As is well known, it is typical in a gas turbine engine to include struts in an annular type of diffuser for transmitting a load across the gas path, and providing passageway means for carrying oil and other engine service lines. Such diffusers are conventionally utilized to diffuse the compressor discharge air so as to convert the dynamic pressure to static pressure prior to being admitted into the burner. While there are present designs that disclose that the number of fuel nozzles in the head of the burner are some integer number relationship to the number of struts, such designs conventionally include more fuel nozzles than there are struts. Further, although the struts of heretofore designs considered the aerodynamics and structural integrity, the accepted practice never took into consideration the expansion of the flow in the circumferential direction.
In the heretofore designs, the trailing edge of the struts in the prediffuser were fabricated into a blunt edge, but spaced relatively far apart. Hence, a given design would typically include less struts than there were fuel nozzles and its attendant air passages. This inherently created uneven flow characteristics of the air discharging from the prediffuser into the dump diffuser.
I have found that by equalizing the number of struts to the number of fuel nozzles and centering the fuel nozzles relative to the passageways between struts, the flow characteristics are enhanced.

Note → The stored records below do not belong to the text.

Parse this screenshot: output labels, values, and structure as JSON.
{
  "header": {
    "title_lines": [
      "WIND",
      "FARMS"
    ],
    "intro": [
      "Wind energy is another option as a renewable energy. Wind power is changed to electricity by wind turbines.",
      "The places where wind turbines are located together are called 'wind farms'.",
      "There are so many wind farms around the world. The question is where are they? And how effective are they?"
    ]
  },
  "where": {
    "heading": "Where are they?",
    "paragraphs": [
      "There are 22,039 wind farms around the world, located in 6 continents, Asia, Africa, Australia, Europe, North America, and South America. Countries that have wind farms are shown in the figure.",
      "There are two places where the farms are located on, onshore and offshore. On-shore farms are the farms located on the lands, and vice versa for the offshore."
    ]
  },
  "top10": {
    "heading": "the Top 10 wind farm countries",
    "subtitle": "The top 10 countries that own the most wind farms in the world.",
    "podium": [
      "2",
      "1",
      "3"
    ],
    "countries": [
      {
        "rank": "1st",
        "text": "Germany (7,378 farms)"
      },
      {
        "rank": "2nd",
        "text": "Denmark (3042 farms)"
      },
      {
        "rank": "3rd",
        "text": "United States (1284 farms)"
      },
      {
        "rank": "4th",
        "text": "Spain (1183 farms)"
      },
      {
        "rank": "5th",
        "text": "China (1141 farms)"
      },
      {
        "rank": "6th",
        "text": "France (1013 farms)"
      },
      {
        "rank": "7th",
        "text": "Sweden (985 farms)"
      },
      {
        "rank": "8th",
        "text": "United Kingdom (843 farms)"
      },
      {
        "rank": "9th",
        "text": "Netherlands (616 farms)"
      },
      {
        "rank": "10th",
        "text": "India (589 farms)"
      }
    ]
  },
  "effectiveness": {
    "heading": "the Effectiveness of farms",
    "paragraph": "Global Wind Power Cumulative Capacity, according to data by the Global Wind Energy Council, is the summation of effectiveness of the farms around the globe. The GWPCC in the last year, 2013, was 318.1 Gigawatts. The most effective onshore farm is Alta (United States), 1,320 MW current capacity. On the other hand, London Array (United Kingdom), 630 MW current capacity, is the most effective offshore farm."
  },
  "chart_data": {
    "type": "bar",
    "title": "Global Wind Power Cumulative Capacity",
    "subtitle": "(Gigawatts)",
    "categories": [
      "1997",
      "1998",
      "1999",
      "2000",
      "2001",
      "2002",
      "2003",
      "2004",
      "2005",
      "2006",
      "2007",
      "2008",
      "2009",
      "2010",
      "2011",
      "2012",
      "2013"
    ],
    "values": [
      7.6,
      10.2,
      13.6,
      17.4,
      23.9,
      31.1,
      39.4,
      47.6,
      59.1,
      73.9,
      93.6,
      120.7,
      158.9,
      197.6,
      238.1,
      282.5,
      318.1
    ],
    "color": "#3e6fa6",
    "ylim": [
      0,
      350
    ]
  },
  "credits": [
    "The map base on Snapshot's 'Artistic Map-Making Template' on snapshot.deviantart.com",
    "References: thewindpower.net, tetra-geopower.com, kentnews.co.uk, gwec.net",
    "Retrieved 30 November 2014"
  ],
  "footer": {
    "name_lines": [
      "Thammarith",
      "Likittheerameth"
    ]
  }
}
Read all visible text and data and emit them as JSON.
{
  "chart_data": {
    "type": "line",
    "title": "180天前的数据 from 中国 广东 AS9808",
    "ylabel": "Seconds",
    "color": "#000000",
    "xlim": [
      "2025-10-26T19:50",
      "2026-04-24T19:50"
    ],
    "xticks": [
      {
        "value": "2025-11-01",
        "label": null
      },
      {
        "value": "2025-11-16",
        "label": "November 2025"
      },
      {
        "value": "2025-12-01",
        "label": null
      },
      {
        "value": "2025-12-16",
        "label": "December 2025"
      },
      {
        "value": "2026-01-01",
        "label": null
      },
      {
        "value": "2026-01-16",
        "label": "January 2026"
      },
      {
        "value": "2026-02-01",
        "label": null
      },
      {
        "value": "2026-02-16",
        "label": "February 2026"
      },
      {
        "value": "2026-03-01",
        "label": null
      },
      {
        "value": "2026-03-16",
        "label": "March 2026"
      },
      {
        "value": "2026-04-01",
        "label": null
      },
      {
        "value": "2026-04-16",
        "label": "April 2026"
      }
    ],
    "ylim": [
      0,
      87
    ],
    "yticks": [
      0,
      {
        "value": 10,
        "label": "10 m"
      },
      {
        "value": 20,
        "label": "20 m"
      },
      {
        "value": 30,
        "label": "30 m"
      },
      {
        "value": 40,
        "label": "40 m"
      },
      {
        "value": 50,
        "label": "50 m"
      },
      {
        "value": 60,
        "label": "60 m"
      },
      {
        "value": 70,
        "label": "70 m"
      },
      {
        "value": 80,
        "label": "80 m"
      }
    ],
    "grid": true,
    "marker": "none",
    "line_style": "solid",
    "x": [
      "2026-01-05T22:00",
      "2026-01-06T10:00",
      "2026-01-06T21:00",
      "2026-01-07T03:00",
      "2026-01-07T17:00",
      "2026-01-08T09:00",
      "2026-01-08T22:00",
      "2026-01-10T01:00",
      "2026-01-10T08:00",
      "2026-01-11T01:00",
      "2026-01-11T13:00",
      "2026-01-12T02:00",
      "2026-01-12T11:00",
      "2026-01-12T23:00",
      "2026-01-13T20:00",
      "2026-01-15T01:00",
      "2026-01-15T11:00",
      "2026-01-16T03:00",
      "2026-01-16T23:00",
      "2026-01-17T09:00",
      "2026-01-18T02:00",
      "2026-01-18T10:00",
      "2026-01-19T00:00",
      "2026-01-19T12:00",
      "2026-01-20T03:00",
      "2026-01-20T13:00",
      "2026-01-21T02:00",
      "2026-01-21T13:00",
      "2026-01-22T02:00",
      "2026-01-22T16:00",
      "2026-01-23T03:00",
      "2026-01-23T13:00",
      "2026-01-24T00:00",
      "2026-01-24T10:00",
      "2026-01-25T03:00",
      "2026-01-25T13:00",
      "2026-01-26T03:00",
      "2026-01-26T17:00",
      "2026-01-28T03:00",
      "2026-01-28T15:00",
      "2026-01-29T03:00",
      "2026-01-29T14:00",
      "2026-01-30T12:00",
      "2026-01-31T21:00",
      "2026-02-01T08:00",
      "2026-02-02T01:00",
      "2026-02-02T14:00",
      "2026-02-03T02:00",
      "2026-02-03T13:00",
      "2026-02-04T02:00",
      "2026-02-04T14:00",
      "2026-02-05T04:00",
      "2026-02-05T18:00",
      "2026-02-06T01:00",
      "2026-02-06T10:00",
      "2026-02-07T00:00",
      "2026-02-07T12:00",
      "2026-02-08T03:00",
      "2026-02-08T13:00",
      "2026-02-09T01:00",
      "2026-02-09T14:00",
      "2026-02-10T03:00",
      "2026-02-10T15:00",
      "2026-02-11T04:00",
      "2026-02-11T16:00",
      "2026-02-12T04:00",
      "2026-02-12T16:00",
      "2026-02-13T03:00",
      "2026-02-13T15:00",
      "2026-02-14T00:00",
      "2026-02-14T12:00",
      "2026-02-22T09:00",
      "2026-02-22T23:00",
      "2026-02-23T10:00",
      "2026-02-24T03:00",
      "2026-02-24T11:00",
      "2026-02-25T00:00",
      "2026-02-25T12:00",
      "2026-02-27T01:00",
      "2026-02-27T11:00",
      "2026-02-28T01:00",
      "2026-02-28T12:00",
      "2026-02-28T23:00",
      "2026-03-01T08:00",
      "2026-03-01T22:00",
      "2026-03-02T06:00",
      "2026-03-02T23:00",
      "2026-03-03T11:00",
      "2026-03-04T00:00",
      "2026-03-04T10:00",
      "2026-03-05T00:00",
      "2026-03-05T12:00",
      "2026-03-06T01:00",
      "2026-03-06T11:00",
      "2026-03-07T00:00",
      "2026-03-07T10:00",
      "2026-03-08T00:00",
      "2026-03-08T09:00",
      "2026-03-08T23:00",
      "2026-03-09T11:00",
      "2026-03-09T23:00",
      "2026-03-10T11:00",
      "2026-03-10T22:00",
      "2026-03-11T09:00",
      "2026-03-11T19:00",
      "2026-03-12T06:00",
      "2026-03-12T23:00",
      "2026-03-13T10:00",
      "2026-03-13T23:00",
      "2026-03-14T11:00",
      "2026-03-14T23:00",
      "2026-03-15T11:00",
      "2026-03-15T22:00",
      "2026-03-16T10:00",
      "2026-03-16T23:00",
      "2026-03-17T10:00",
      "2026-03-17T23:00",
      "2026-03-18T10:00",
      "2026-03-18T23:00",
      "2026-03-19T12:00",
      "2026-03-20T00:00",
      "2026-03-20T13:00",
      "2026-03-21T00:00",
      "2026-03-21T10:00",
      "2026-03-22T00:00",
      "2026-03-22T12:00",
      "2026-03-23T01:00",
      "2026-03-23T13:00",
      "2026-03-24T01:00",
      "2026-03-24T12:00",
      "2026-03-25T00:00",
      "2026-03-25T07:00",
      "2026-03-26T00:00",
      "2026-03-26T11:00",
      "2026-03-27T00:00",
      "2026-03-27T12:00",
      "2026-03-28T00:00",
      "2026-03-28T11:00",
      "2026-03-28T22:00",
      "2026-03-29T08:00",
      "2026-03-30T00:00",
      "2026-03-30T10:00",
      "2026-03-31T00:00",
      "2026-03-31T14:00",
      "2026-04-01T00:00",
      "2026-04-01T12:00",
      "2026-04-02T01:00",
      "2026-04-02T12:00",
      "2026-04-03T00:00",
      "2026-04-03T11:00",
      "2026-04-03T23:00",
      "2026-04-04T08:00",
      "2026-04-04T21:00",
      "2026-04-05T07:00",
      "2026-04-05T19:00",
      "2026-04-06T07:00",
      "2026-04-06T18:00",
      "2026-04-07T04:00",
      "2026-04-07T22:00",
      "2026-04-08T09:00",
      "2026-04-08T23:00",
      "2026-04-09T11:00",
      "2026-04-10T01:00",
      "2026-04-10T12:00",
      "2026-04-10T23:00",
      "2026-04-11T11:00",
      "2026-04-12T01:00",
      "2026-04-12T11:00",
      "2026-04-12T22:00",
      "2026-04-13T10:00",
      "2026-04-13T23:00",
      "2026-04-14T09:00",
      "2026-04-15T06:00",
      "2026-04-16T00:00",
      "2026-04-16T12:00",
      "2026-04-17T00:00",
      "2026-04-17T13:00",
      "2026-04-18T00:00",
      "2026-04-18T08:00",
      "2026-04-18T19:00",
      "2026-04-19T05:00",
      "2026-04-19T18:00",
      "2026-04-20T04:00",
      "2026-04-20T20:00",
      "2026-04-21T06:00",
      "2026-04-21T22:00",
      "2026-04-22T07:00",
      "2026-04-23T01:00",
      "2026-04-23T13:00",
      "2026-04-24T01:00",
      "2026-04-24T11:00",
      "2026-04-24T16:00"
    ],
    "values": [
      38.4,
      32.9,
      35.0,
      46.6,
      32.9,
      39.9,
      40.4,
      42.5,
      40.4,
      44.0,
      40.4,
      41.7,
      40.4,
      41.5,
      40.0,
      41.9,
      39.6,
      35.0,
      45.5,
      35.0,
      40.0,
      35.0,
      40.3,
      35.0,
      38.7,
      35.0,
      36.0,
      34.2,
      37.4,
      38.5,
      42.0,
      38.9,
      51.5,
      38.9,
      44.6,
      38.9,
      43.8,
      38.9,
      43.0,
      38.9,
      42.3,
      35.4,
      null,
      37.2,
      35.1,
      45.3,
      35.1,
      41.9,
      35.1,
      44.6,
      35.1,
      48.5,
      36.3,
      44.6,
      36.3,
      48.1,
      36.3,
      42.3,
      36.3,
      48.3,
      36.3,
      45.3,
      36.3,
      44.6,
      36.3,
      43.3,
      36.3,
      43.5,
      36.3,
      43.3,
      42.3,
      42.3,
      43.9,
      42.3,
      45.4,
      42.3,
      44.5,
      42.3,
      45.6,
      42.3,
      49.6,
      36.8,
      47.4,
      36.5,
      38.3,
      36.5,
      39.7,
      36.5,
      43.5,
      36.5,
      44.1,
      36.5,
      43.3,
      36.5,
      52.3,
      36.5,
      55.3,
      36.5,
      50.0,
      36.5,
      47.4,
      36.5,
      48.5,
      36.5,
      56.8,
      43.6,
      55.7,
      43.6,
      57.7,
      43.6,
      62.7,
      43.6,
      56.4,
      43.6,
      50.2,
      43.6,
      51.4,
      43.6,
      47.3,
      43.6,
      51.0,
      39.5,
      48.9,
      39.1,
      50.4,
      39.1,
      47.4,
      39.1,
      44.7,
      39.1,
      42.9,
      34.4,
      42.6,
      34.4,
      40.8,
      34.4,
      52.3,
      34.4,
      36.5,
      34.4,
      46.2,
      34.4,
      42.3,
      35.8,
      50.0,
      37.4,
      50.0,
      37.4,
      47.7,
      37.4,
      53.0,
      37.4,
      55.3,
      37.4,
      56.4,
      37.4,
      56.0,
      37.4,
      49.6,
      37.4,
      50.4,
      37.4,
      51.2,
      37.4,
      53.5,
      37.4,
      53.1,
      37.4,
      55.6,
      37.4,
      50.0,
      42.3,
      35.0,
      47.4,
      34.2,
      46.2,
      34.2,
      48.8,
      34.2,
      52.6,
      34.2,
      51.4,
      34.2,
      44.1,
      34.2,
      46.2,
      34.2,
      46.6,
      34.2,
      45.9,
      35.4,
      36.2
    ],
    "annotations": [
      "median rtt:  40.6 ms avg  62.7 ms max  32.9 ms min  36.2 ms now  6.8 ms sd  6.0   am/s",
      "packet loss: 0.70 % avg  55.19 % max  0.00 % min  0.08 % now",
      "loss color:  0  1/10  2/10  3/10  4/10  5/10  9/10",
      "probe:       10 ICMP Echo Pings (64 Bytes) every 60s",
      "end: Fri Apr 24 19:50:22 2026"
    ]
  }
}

This is occasioned by the fact that the circumferential blockage is increased whereby the radial dimension in the diffuser passage can accommodate an increased dimension so that the mixing of the flow discharging therefrom is more rapid than would otherwise be in heretofore designs. This has the characteristics of reducing or minimizing wakes and flow distortions and hence delivering a more uniform flow pattern to the burner, thus minimizing localized hot spots on the burner walls.